The Final Stitch: Wiring release_abc() into prove_start

Subject Message: [assistant] Now update prove_start in supraseal.rs to use release_abc(): [edit] /tmp/czk/extern/bellperson/src/groth16/prover/supraseal.rs Edit applied successfully.

A Deceptively Simple Line

The message that is the subject of this article appears, at first glance, to be almost trivial: a single sentence announcing an edit to a file, followed by the tool's confirmation that the edit was applied. "Now update prove_start in supraseal.rs to use release_abc()." Seven words. Yet this message represents the culmination of an extensive investigative and engineering effort that spanned multiple sub-sessions, involved precise timing instrumentation of GPU pipelines, deep analysis of CUDA memory transfer mechanics, and the careful design of a zero-copy memory pool architecture. To understand why this particular edit matters, one must trace the thread of reasoning that led to it.

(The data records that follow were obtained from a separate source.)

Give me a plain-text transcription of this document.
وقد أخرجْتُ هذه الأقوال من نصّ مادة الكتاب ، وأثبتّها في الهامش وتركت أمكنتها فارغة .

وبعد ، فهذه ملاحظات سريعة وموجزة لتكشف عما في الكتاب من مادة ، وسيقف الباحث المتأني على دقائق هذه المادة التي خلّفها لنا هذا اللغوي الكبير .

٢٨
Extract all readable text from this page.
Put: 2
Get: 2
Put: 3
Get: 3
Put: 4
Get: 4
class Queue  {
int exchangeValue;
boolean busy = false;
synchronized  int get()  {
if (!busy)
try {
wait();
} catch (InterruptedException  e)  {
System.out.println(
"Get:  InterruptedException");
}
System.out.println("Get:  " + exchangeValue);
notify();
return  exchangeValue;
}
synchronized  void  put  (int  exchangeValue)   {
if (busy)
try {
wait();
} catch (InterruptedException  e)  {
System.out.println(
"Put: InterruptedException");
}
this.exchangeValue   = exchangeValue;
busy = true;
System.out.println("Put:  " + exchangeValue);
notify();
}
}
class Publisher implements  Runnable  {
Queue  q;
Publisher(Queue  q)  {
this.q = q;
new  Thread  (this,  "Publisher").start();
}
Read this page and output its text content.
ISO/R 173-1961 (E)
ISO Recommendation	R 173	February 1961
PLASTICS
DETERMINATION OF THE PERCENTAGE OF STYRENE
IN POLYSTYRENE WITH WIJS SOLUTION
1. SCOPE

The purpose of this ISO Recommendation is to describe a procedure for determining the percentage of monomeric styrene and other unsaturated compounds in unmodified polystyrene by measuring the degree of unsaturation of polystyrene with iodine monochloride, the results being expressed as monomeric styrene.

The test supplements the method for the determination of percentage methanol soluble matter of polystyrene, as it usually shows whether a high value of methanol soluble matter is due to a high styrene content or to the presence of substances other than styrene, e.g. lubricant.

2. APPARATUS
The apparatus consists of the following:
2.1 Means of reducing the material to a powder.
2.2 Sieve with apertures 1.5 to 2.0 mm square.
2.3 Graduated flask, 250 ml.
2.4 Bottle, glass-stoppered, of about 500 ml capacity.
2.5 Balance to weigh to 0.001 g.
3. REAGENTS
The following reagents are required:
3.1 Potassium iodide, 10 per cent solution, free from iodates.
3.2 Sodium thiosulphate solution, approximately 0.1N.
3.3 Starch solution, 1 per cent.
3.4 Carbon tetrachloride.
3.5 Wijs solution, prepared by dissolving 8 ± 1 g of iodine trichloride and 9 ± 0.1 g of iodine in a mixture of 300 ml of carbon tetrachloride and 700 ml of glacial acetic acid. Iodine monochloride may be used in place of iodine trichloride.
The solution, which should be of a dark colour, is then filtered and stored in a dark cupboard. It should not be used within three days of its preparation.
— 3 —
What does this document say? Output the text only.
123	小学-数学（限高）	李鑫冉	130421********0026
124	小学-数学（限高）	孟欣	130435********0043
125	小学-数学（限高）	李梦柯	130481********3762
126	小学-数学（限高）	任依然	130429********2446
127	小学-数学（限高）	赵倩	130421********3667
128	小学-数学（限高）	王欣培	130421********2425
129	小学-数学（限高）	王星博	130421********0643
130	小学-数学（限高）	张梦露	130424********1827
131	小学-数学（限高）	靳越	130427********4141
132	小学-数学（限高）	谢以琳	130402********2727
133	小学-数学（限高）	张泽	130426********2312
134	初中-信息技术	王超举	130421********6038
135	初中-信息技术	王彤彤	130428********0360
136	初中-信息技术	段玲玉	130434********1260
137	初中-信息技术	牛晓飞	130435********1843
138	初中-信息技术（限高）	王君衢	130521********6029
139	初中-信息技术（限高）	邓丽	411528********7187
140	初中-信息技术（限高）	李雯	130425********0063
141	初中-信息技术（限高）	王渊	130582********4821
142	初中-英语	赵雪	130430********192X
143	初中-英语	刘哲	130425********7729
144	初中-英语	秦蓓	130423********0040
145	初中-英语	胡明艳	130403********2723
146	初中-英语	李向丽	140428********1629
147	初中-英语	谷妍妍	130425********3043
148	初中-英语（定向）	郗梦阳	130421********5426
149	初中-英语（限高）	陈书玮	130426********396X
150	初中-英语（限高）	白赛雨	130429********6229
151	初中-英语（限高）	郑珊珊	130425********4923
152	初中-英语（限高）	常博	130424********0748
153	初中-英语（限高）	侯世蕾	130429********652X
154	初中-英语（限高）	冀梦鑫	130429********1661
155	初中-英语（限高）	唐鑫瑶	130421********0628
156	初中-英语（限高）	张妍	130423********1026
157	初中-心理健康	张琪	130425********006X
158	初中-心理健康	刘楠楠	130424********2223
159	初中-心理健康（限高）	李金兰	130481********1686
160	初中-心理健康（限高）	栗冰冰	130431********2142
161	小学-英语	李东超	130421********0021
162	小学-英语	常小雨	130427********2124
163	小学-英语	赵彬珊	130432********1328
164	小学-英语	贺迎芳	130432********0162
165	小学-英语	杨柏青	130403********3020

The Bottleneck That Wasn't Where Expected

The journey began in the preceding sub-sessions, where the team was investigating a persistent GPU underutilization problem in the cuzk proving daemon. The GPU was hovering at roughly 50% utilization during proof generation, and the initial suspects were software-side: contention on the status tracker's RwLock, overhead from malloc_trim calls in the memory manager, or perhaps a C++ mutex in the GPU worker loop. The team added precise timing instrumentation — GPU_TIMING and FIN_TIMING markers — to the Rust-side worker code to pinpoint the culprit.

The instrumentation ruled out the initial suspects. The tracker lock and malloc_trim were not the primary bottleneck. Instead, the data pointed to something deeper: the ntt_kernels phase inside the C++ gpu_prove_start function was exhibiting wildly variable latency, ranging from 287 milliseconds to nearly 9 seconds per partition. This phase includes the Host-to-Device (H2D) transfer of the a, b, and c synthesis vectors — the large polynomial evaluations that form the core of the Groth16 proof.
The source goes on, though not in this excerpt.